"You've got to learn from your mistakes," said the two-time Masters champion. "You learn from being selfish instead of looking at the bigger picture in life. Obviously, I've made some mistakes, and I'm going to make more mistakes as the years go on, and hopefully, if that's my worst mistake, then I'm doing all right.
"So the guys that wrote articles and my friends that called me out, friends that sent me different quotes, obviously, I look up to them and say thank you, because that's how I'm going to get better. That's how I'm going to get better as a man, better as a husband, better as a dad and, last but not least, better as a golfer."
Watson admitted that it was a mistake not to compete in the long-drive contest, once a pre-tournament staple at the PGA that was restored this year. Watson, 35, complained that the long drive interfered with his practice, despite the fact that he annually plays in the Par 3 tournament at the Masters.
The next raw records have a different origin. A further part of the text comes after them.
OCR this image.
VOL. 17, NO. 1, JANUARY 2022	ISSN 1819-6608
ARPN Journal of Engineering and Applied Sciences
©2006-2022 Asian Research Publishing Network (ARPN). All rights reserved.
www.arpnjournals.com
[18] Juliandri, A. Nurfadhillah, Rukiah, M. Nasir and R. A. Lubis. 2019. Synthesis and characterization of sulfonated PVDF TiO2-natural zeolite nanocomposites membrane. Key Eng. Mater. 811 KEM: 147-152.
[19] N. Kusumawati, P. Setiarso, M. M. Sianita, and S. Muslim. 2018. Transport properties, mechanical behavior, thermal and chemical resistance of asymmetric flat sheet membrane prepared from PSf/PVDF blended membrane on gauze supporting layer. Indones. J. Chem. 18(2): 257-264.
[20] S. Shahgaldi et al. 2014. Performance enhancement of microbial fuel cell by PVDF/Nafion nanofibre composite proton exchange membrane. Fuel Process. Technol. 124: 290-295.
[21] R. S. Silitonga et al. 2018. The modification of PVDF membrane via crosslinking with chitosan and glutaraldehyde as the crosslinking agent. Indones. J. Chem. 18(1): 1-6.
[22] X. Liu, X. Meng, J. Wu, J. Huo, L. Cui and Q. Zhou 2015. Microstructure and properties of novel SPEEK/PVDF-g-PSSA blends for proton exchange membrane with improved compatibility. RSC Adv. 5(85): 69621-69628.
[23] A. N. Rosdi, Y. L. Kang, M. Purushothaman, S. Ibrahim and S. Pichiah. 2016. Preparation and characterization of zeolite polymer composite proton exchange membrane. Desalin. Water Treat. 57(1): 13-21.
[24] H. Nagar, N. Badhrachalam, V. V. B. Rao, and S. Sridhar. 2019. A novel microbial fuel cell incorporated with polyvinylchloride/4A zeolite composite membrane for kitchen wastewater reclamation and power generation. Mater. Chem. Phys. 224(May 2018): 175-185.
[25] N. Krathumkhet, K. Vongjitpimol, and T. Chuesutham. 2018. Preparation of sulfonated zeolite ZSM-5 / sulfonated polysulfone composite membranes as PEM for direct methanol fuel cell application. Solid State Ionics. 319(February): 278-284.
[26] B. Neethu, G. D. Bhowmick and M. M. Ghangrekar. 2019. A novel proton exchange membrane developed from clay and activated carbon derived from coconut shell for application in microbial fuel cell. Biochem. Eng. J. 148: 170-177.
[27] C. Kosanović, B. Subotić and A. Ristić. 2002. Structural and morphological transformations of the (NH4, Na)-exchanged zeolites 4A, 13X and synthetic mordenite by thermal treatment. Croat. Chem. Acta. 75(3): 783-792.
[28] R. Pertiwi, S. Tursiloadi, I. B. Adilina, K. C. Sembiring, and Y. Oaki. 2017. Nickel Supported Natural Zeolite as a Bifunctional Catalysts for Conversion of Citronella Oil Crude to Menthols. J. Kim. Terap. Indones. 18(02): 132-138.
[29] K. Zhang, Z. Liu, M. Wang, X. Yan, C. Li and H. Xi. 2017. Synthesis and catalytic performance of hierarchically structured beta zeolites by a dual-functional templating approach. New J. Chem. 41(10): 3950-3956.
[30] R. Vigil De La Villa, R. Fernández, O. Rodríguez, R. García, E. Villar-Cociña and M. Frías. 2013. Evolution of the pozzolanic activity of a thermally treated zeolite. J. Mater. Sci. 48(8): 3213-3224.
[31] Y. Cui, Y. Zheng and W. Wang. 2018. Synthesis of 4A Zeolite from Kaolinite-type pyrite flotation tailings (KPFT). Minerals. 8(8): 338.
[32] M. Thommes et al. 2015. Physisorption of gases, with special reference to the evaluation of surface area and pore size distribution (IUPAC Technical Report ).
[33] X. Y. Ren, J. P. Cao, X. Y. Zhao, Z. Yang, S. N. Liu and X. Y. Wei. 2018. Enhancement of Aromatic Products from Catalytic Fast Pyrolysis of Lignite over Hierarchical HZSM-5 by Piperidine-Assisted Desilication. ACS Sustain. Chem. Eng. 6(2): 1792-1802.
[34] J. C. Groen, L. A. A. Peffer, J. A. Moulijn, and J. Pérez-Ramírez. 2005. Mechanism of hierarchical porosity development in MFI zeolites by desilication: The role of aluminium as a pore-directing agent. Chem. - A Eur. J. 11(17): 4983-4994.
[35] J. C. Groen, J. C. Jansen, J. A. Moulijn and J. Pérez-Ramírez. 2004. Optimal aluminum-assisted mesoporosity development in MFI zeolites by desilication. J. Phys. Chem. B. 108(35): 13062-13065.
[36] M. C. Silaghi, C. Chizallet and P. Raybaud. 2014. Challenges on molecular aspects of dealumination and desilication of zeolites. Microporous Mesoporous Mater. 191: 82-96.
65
"When you look at just me as an individual, that was the selfish part, because I didn't agree with it, but there's a lot of things that I don't agree with that I do," Watson said.
Watson also apologized for complaining aloud during the second round at Valhalla about water on his driver face.
"It's all childish stuff and trying to mature and become a better man," he said. "Obviously, I take it on the chin. It was my fault. Everything's my fault, and I should be bigger and stronger and better than that."